High water a factor for local fishermen, wherever they go

George Thwaites • May 23, 2013 at 10:47 PM

The TVA system ultimately flows into the Mississippi River — which has got an awful lot of excess water in it.

Northeast Tennessee is pretty much the TVA’s first line of flood control. With the Holston, Clinch and Powell watersheds continually absorbing thunderstorm run-off, fishing in the region is going to be affected.

Rod Colyer at Colgard Outdoor Sports in Norton said he encountered Cherokee at 1,072.5 feet— an elevation he can’t remember seeing since he was a teenager.

“Most people see the elevation on Cherokee at 1,068 and say ‘It’s full!’ Well, not quite,” said Colyer. “What’s officially considered full pool is 1,075. And we’ve been getting pretty closed to that.”

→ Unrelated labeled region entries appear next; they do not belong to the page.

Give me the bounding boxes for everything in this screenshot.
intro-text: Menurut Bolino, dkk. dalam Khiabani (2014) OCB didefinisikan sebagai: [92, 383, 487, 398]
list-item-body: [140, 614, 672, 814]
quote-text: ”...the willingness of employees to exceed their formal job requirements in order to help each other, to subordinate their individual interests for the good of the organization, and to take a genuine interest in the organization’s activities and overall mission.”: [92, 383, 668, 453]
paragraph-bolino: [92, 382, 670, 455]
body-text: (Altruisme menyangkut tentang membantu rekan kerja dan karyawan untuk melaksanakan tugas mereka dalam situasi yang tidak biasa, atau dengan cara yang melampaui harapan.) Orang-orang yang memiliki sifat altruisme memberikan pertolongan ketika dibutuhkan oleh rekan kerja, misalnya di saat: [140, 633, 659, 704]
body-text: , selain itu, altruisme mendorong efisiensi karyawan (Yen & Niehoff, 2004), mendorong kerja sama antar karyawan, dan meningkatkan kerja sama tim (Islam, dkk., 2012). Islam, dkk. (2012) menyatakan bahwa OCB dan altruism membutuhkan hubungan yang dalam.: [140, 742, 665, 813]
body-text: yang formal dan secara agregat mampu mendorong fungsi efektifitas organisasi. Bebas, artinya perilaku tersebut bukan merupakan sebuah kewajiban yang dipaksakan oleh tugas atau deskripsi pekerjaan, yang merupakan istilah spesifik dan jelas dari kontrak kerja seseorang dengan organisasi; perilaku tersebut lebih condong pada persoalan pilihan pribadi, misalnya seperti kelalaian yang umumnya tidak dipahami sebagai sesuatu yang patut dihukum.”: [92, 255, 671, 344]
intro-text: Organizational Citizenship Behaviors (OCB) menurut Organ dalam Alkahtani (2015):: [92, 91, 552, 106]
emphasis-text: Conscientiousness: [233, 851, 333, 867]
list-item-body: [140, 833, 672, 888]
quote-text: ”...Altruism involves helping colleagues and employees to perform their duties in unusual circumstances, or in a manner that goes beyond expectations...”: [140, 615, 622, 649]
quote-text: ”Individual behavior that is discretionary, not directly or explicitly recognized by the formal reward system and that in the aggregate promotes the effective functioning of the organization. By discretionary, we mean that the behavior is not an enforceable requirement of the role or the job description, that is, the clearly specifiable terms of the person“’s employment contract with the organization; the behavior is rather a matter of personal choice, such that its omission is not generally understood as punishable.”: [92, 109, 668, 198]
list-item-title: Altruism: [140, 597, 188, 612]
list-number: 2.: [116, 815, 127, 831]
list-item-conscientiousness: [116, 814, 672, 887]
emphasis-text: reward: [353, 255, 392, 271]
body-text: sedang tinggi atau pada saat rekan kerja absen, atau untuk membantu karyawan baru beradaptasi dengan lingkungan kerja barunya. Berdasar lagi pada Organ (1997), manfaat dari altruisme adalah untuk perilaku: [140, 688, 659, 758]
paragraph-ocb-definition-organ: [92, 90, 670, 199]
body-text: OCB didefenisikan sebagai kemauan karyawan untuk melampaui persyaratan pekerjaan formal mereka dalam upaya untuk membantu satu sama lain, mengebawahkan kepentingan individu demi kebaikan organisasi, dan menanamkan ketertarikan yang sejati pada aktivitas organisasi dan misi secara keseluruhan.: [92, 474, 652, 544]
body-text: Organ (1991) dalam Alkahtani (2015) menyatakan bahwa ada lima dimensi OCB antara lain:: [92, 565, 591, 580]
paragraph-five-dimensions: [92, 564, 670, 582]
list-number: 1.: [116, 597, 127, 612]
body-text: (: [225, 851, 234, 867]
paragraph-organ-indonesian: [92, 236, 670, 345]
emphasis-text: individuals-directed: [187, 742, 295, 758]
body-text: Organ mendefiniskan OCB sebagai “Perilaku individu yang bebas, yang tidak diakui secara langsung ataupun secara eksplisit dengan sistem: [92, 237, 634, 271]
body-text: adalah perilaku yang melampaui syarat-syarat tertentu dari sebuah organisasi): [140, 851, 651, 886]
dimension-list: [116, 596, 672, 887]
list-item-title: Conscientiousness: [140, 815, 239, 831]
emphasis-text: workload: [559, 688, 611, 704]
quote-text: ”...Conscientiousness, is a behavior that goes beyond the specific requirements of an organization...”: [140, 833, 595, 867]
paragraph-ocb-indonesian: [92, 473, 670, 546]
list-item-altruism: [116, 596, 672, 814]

The TVA has been pushing water out of Cherokee as much as downstream conditions will allow. But as Colyer anticipated, the lake level is unlikely to drop any time soon. Elevations of 1,072+ are already projected for the weekend.

High water means a lot more loose trash floating around on Cherokee (and other area lakes) than is usual for Memorial Day weekend — the traditional start of the summer boating season. All the driftwood has already cost numerous anglers in terms of broken transducers and prop damage.

In bass fishing terms, the high water has submerged a lot of green bankside vegetation. This is excellent cover for flipping. The leafy stuff provides more shade as well as a boost in local oxygen concentrations.

“You can throw flippin’ jigs if you want, but I like to throw Brush Hogs,” said Colyer. “The fish like those big baits on Cherokee.”

South Holston Reservoir is brimming with water but the lake remains the favored destination of area bass anglers.

“We’re over-full and coming up. The water is a little dingy for South Holston, but not real bad,” said John Slagle at Lake View Dock. “They’re moving off the banks. Pig-and-jig or even a drop-shot rig is working well right now.”

Trout fishermen continue to pick up nice rainbows and lakers on South Holston, both trolling spoons and Super Dupers during the daytime (depths of 15 to 25 feet) or fishing natural and dough baits under the lights at night.

Slagle’s son, Joe, is fishing in the Cabela’s National Collegiate Bass Fishing Championship on Pickwick Lake. Slagle and Tennessee Tech fishing partner Cliff Dye moved into No. 2 spot after Day 1 weight of 22.78.

While the weather has created mixed results for hard-tackle anglers in the region, fly fishers don’t have much to be happy about.

Huck Huckaba at Eastern Fly Outfitters in Johnson City received a guide report from the South Holston tailwater on Thursday afternoon.

“Guys floated the upper section of the South Holston today and they said it was tough and nasty,” said Huckaba, who could observe the muddy Boone Lake backwaters from the shop.

He noted that trout were rising to sulphurs on the South Holston tailwater both before and during Wednesday’s storm. But he believes that big, dark streamers will be the most effective flies until the water clears up a little.

Needless to say, mountain stream fishing in most places has been tough. If you like to hike back into some of the first-order streams to find fishable small water, you still need to be careful. Some of those tight little holes can be death-traps if you get caught unawares by a flash flood.

Smallmouth fishing in the rivers isn’t much more promising. The Holston and Nolichuckey in Tennessee and the North Fork of the Holston, Clinch and Powell rivers in Virginia have all been pushing a lot of mud.